We know that in tough times, people strive to satisfy their basic needs - food, shelter, security. It's been suggested that adults have little awareness of their security needs except in times of emergency or periods of disorganisation. As adults however, we continually look for these needs in our children. Children openly display the signs of insecurity and we readily respond to these.
So when managing staff, perhaps we need a renewed awareness of people's basic needs. That means more socialising, interacting and even physical contact such as hand shaking, hugs etc are needed. Some of you may have seen the news item recently of a man giving out "free hugs" in New York. Many people were sceptical, but you could almost feel the positive energy from the people who were interviewed after experiencing a hug.

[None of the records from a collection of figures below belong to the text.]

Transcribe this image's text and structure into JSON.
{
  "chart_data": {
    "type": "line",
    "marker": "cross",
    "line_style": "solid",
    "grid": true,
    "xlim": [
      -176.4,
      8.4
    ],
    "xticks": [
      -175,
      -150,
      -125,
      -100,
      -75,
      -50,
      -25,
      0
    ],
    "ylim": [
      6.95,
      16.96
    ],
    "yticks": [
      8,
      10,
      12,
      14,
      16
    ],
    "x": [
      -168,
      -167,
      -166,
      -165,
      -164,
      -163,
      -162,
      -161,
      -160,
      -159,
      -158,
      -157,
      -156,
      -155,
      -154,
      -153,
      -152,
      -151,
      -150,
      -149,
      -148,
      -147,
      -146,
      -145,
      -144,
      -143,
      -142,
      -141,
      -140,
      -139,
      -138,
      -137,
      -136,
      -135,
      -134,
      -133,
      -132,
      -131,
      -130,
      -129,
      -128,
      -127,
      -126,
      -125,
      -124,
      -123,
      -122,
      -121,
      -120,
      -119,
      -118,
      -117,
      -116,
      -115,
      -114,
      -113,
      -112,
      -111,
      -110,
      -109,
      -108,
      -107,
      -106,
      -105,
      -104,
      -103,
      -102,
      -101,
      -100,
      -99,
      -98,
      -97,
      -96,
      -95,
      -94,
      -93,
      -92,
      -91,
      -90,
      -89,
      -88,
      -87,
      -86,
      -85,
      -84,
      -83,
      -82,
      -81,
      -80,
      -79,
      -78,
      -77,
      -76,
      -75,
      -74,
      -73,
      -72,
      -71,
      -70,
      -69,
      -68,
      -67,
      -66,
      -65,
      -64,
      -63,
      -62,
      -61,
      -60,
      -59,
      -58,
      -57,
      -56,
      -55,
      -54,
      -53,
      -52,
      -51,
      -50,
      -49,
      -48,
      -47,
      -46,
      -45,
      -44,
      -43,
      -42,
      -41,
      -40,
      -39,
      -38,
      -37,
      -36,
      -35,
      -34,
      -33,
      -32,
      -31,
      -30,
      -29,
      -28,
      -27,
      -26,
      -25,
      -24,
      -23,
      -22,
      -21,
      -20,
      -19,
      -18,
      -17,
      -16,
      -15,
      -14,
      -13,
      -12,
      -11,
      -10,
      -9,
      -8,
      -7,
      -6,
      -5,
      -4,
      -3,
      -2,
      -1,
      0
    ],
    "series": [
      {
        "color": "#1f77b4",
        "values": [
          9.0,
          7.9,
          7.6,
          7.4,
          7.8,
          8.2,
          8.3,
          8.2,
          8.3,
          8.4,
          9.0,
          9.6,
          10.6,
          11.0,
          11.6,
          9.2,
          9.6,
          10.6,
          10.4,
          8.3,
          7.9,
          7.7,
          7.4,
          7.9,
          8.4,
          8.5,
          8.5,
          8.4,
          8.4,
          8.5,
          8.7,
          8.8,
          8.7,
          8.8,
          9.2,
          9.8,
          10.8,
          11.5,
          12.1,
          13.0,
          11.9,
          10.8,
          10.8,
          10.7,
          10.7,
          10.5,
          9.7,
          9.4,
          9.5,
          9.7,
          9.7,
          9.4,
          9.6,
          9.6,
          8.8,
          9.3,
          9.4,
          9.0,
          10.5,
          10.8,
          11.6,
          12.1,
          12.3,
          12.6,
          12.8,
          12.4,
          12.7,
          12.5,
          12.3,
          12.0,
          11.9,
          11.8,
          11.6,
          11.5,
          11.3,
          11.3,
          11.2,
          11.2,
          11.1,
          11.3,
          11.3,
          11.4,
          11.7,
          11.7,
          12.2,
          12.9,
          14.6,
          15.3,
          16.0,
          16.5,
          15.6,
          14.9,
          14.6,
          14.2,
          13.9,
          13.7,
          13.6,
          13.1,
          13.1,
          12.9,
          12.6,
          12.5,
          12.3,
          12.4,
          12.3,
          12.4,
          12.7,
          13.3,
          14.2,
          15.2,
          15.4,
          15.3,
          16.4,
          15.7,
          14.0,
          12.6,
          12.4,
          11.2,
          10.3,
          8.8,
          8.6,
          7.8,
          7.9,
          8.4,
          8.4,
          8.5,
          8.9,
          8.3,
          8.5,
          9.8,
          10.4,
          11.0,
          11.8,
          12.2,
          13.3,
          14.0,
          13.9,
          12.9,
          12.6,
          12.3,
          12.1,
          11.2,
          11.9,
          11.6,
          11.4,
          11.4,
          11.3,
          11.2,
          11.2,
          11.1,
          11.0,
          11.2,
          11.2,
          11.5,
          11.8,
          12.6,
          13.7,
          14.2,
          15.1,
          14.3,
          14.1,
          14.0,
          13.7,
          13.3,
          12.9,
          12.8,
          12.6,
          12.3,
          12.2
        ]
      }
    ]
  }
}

As an example of effective socialising, one colleague who works in the construction industry took his four direct reports to the football - a first for him and the firm. The mood and particularly collaboration within his team, has improved dramatically since.
And the same is true for other stakeholders such as customers and suppliers.

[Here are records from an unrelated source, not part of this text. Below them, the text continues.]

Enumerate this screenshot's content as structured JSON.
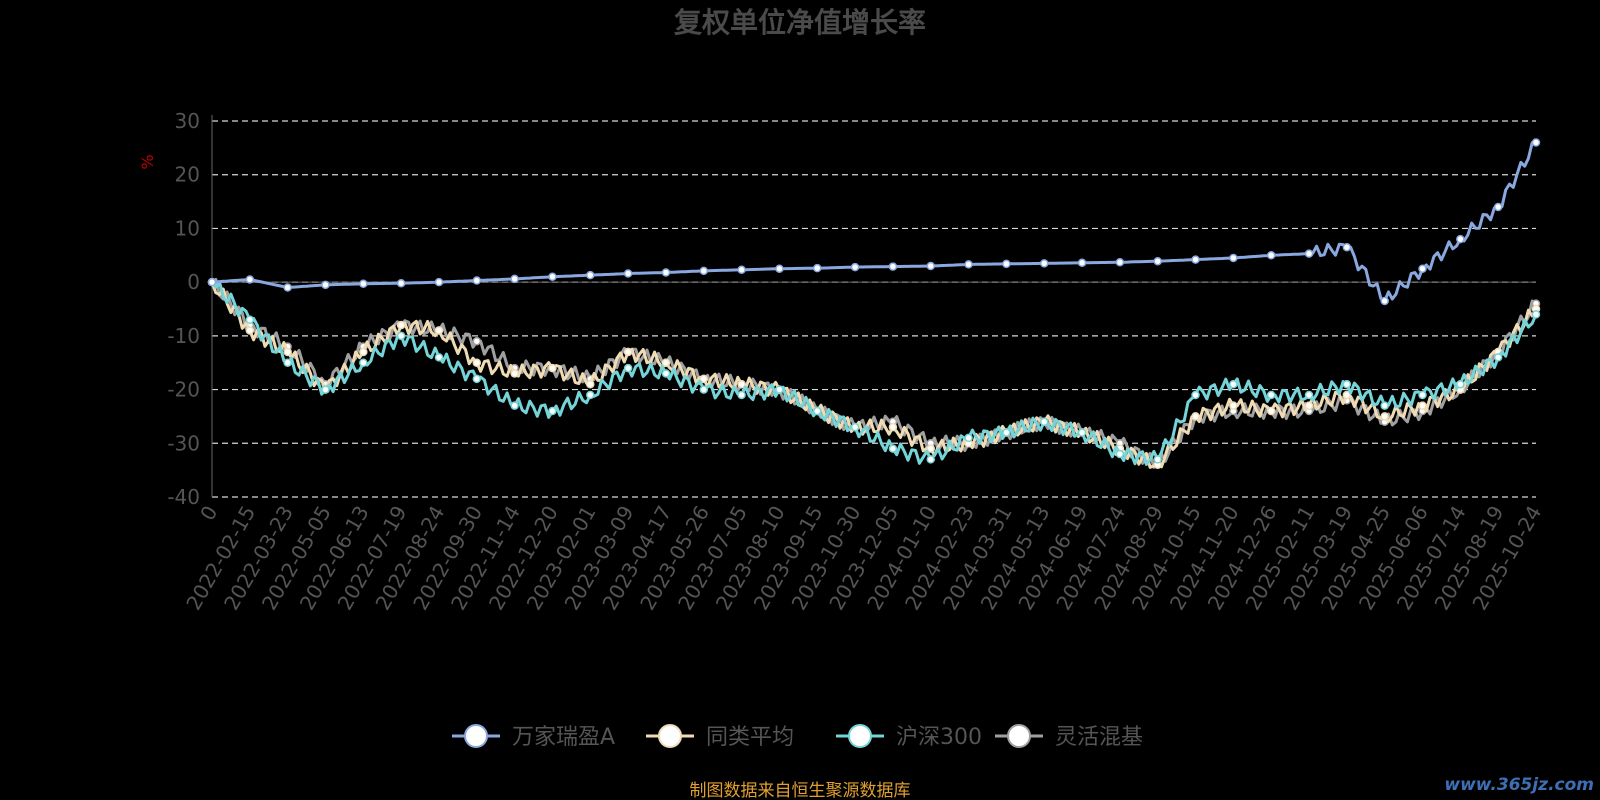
{
  "chart_data": {
    "type": "line",
    "title": "复权单位净值增长率",
    "ylabel": "%",
    "ylim": [
      -40,
      30
    ],
    "y_ticks": [
      "30",
      "20",
      "10",
      "0",
      "-10",
      "-20",
      "-30",
      "-40"
    ],
    "x_ticks": [
      "0",
      "2022-02-15",
      "2022-03-23",
      "2022-05-05",
      "2022-06-13",
      "2022-07-19",
      "2022-08-24",
      "2022-09-30",
      "2022-11-14",
      "2022-12-20",
      "2023-02-01",
      "2023-03-09",
      "2023-04-17",
      "2023-05-26",
      "2023-07-05",
      "2023-08-10",
      "2023-09-15",
      "2023-10-30",
      "2023-12-05",
      "2024-01-10",
      "2024-02-23",
      "2024-03-31",
      "2024-05-13",
      "2024-06-19",
      "2024-07-24",
      "2024-08-29",
      "2024-10-15",
      "2024-11-20",
      "2024-12-26",
      "2025-02-11",
      "2025-03-19",
      "2025-04-25",
      "2025-06-06",
      "2025-07-14",
      "2025-08-19",
      "2025-10-24"
    ],
    "grid": true,
    "legend_position": "bottom",
    "series": [
      {
        "name": "万家瑞盈A",
        "color": "#8aa8e0",
        "values": [
          0,
          0.5,
          -1,
          -0.5,
          -0.3,
          -0.2,
          0,
          0.3,
          0.6,
          1.0,
          1.3,
          1.6,
          1.8,
          2.1,
          2.3,
          2.5,
          2.6,
          2.8,
          2.9,
          3.0,
          3.3,
          3.4,
          3.5,
          3.6,
          3.7,
          3.9,
          4.2,
          4.5,
          5.0,
          5.3,
          6.5,
          -3.5,
          2.5,
          8.0,
          14.0,
          26.0
        ]
      },
      {
        "name": "同类平均",
        "color": "#f0dcb4",
        "values": [
          0,
          -9,
          -13,
          -20,
          -13,
          -8,
          -9,
          -15,
          -17,
          -16,
          -19,
          -13,
          -15,
          -18,
          -19,
          -20,
          -24,
          -27,
          -27,
          -31,
          -30,
          -28,
          -26,
          -28,
          -31,
          -34,
          -25,
          -23,
          -24,
          -23,
          -21,
          -25,
          -23,
          -20,
          -13,
          -5
        ]
      },
      {
        "name": "沪深300",
        "color": "#74d4d8",
        "values": [
          0,
          -7,
          -15,
          -20,
          -15,
          -10,
          -14,
          -18,
          -23,
          -24,
          -21,
          -16,
          -17,
          -20,
          -21,
          -20,
          -24,
          -27,
          -31,
          -33,
          -29,
          -28,
          -26,
          -28,
          -32,
          -33,
          -21,
          -19,
          -21,
          -21,
          -19,
          -23,
          -21,
          -19,
          -14,
          -6
        ]
      },
      {
        "name": "灵活混基",
        "color": "#a0a0a0",
        "values": [
          0,
          -8,
          -12,
          -19,
          -12,
          -8,
          -9,
          -11,
          -16,
          -16,
          -18,
          -13,
          -15,
          -18,
          -19,
          -20,
          -24,
          -27,
          -26,
          -30,
          -30,
          -28,
          -26,
          -28,
          -30,
          -34,
          -25,
          -24,
          -24,
          -24,
          -22,
          -26,
          -24,
          -20,
          -13,
          -4
        ]
      }
    ],
    "source_note": "制图数据来自恒生聚源数据库",
    "watermark": "www.365jz.com"
  }
}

Will you do more face-to-face or phone communication rather than email? Cost pressures have led to many face-to-face meetings being replaced with teleconferencing, with varying degrees of success. Teleconferencing can be extremely effective for discussing the key business issues. However, how do you handle the necessary social interaction? How do people build the essential social and emotional bonds required to cement lasting deals? How do you have a virtual meal, drink, tea/coffee together? And what happens after the meeting?
Experience suggests that there are often "meetings after meetings" where small local groups gather (generally over tea or coffee) to discuss what was really said or meant in the meeting and by whom.
How will your product or service (or perhaps the way you deliver these) help satisfy your key stakeholders basic needs for safety and security? You may recall my earlier story of how Hyundai has dramatically increased their market share in the US by applying this basic principle of catering to people's need for security rather than thinking of their own drive to increase sales.
The message? As a manager working with staff and other stakeholders:
- Look for ways to increase social contact
- Search for options that will satisfy people's need for safety and security
- Be prepared to spend more face-to-face time with key people
- Be prepared to discuss the "undiscussable" (if you don't, others certainly will, and often negatively)
People can only do their best work when their basic needs are acknowledged and met. Customers and suppliers can only be true business partners when they feel safe and secure working with you.
In these times, it's important to stress security, food, and shelter before talking about business performance. It's important to build your trust deposits with the people that are so important to your success.